Trusting the Waves of Life
Over one week ago, I arrived back to Colorado after a month of travel in Asia. Even with bleary eyes and a tired body from twenty hours of travel, I rejoiced in the verdant mountains, the lilacs in bloom and the soft, spring breeze on my skin.
I set intentions for a week of quiet reflection, integration and self-care. Bubble baths would await me in the evenings. In the mornings, I would meander through my neighborhood, taking in the daffodils and tulips.
There would be time to write and share about my travels in Japan & Singapore — the ancient Shinto shrines tucked inside cedar forests, the taste of sweet mochi on my tongue, the deepening into love with my partner and all the ways I have grown and healed.
But within a few days, I was greeted with heartbreak and a rollercoaster of emotions. The specifics I will not share at this time as the process is still unfolding but I very quickly entered a space of grief and overwhelm. I wailed against life with thoughts like, This shouldn't be happening. This isn't fair. This is too much.
Part of my resistance was rooted in the belief that after years of battling an eating disorder and chronic symptoms, life should now be easy.

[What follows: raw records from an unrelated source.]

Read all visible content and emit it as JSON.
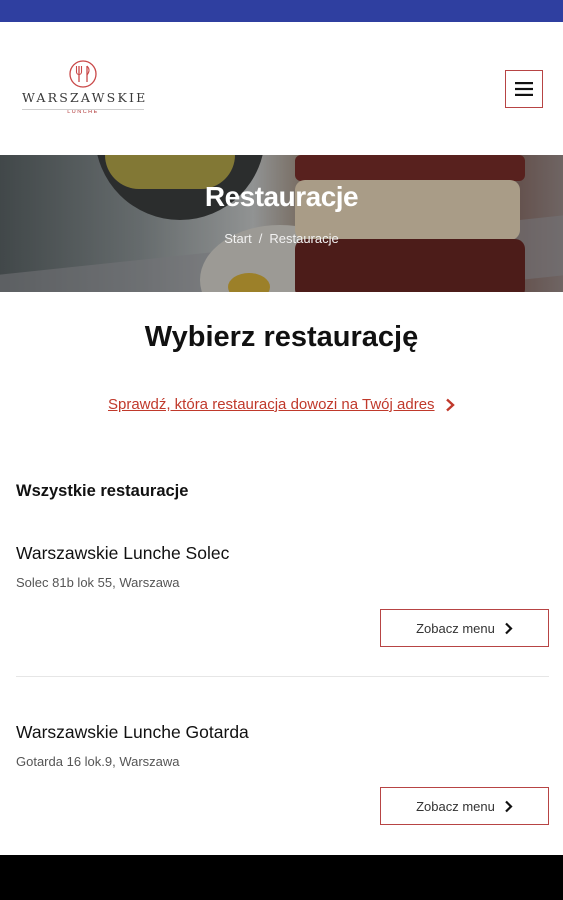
{
  "brand": {
    "name": "WARSZAWSKIE",
    "tagline": "LUNCHE",
    "accent_color": "#b74444",
    "link_color": "#c0392b",
    "status_bar_color": "#2f3fa0"
  },
  "header": {
    "logo_icon": "fork-circle-icon",
    "menu_icon": "hamburger-icon"
  },
  "hero": {
    "title": "Restauracje",
    "breadcrumb": [
      {
        "label": "Start"
      },
      {
        "label": "Restauracje"
      }
    ],
    "breadcrumb_separator": "/"
  },
  "main": {
    "title": "Wybierz restaurację",
    "check_link": "Sprawdź, która restauracja dowozi na Twój adres",
    "section_heading": "Wszystkie restauracje",
    "restaurants": [
      {
        "name": "Warszawskie  Lunche Solec",
        "address": "Solec 81b lok 55, Warszawa",
        "button_label": "Zobacz menu"
      },
      {
        "name": "Warszawskie  Lunche Gotarda",
        "address": "Gotarda 16 lok.9, Warszawa",
        "button_label": "Zobacz menu"
      }
    ]
  }
}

That after all of my healing, I deserved a fairytale ending — a destination of bliss and contentment where I am thriving and living my best life.
Yet even in the midst of this unexpected storm, something kept guiding me back towards trust, towards love, towards rooting my feet into earth's belly. I was greeted with grace and support, with kindness and small miracles. And I came to realize that what's happening is not wrong. It's just life.

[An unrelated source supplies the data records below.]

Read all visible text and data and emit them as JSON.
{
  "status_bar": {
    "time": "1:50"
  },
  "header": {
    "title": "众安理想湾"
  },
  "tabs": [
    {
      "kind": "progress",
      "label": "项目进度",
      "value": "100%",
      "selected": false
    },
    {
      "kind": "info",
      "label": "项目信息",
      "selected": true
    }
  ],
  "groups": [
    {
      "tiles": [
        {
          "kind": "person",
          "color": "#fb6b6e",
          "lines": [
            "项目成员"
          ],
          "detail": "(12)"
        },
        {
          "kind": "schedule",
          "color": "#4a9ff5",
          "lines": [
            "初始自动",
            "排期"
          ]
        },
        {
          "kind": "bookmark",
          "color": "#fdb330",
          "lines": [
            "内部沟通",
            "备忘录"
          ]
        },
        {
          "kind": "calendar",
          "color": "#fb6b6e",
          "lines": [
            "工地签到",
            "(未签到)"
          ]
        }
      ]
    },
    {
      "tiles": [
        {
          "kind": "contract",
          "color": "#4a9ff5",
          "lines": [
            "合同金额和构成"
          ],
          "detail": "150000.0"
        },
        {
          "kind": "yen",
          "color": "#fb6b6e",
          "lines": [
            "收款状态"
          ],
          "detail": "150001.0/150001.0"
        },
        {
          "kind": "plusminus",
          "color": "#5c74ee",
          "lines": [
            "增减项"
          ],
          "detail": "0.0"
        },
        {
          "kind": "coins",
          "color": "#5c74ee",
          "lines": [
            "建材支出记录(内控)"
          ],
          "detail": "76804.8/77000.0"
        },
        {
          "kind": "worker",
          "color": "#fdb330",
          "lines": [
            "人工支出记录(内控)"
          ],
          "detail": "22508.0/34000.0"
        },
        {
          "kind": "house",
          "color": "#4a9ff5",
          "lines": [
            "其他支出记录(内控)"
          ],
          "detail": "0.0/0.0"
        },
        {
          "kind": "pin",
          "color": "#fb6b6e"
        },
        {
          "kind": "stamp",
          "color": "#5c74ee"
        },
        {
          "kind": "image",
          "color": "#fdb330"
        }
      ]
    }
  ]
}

Life will continue to present us with challenges and hardship. There will be loss, stormy weather and unexpected strife. As poet, Andrea Gibson, says, “waves are part of the design.” It is only our perception that tells us that these waves shouldn't be happening.
So what if we embraced the waves as part of the design? What if we trusted that even as life blows burdens down our throat, there is still something leaning us towards love? Something waiting to bestow a moment of magic at our feet. To provide a raft of laughter, a hand of grace, a heart to beat beside our own.
Rather than the fairytale ending, I get to experience something more expansive, more alive and interesting. A life where I experience both gratitude and grief, where I am both aching and awe-struck by the ancient, mysterious beauty it is to be alive.
For each time I meet myself in the mud with an open, courageous heart, I am reminded of the life force of love that lives within us all. I am reminded that even with the storms, even with the waves, I am living my best life.